Economic and monetary affairs
Just two days after the Council shied away from taking a decision on regulating hedge funds and private equity, MEPs moved ahead with their discussions on the legislation and pledged to stick to their timeline for adopting the EP’s position.
"We should not wait for the Council. By continuing our work on schedule the Parliament will be able to produce a text which will provide a good basis for the other institutions" Jean-Paul Gauzès, the French MEP responsible for steering the package through Parliament said on Wednesday. The other MEPs sitting on the EP’s economic and monetary affairs committee echoed this feeling.

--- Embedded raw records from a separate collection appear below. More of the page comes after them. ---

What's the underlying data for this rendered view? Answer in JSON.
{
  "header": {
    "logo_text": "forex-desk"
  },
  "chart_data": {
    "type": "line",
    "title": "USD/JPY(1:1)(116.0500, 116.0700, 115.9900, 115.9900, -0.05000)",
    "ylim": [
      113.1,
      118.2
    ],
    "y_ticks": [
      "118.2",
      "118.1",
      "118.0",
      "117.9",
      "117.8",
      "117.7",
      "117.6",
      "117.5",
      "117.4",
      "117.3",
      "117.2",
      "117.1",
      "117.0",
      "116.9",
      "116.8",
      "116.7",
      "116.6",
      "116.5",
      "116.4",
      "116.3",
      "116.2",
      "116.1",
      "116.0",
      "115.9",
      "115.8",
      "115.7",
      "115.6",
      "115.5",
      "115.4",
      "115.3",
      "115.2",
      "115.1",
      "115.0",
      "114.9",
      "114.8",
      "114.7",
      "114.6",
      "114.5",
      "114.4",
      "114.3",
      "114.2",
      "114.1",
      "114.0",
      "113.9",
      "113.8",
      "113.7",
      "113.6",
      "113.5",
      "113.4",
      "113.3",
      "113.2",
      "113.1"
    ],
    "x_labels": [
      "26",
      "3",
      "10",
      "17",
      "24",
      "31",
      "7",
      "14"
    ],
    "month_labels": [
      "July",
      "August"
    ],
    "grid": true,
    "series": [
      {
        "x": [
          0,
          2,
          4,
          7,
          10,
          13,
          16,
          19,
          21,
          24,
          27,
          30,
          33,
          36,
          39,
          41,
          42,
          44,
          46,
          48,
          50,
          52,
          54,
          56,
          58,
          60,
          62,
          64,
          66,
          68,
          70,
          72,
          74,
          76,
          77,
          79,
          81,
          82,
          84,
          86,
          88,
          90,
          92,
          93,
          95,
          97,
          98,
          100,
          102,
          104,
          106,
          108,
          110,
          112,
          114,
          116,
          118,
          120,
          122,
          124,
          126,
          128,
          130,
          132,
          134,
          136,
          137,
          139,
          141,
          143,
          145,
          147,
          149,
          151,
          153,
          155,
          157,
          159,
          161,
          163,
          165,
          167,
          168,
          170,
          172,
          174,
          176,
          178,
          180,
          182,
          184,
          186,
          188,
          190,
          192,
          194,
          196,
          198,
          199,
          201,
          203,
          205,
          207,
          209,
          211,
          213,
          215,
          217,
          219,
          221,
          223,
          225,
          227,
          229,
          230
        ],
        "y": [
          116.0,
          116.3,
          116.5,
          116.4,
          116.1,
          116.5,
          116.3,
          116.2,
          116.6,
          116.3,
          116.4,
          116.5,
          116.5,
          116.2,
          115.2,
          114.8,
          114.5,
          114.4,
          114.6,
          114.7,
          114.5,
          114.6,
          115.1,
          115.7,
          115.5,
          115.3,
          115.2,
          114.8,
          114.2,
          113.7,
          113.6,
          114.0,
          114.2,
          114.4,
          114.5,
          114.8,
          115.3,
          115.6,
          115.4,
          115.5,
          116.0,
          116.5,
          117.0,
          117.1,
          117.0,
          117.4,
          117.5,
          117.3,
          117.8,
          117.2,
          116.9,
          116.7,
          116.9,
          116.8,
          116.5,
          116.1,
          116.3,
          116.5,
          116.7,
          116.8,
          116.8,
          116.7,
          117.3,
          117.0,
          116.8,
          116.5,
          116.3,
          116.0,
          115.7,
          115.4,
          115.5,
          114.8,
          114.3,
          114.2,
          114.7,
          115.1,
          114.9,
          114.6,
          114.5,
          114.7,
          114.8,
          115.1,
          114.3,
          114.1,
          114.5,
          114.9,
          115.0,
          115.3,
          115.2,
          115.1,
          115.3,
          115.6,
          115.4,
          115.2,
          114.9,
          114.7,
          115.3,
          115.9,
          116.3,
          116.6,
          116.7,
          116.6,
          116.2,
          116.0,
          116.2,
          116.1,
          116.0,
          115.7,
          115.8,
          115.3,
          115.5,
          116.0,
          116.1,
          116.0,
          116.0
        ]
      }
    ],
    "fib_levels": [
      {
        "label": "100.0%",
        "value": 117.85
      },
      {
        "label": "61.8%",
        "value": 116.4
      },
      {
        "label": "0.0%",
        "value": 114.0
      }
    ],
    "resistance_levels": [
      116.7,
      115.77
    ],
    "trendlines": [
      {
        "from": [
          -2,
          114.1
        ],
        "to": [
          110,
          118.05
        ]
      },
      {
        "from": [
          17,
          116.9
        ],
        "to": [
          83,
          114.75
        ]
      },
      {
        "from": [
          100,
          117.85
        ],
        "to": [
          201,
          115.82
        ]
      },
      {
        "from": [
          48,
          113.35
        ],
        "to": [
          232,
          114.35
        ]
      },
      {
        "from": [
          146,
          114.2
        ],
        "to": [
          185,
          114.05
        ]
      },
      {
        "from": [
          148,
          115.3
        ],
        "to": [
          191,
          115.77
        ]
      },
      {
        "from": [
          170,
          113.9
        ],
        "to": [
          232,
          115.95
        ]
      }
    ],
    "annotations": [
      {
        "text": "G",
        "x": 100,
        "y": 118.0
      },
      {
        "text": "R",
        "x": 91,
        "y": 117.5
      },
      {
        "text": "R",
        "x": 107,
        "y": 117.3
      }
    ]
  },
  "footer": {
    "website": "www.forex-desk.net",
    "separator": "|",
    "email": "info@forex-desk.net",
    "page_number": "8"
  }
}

A set of compromise amendments were presented by Mr Gauzès and subsequently discussed. These new proposals are expected to drastically reduce the exceptional volume of amendments initially put forward and will make the discussions and vote much more manageable.
A good EP consensus
The compromise proposals presented on Wednesday cover all controversial issues including the scope of the directive, leverage, funds and fund managers based in third countries, the liability of depositaries, and also how to deal with private equity funds. Rounding up the discussion, Mr Gauzès said that in all probability a good consensus would be reached.
Scope
Specifically on scope, the newly proposed deal maintains that all non-UCITS funds must be covered. However distinctions between funds will be provided for, with certain funds being regulated more lightly according to rules also defined in the new proposal.
Third country issues
On third country issues, the compromise proposal upholds the transition period idea previously proposed by Mr Gauzès. During this period, the Commission would search for regime equivalence with non-EU countries. If equivalence is deemed to exist, the funds can be marketed in all Member States. If no equivalence is found with a country, investors can invest on their own initiative in non-EU funds from this country. Moreover, such funds created before January 2010 can continue to be marketed in the EU through the private placement regime. Fund managers outside the EU whose country has no equivalence recognised will be barred from EU marketing. EU investors will also be forbidden from investing in funds under the responsibility of these managers.
The proposed position is to be voted on in April in the Economic and Monetary Affairs committee. It is then expected to be passed on to the plenary for a vote in July.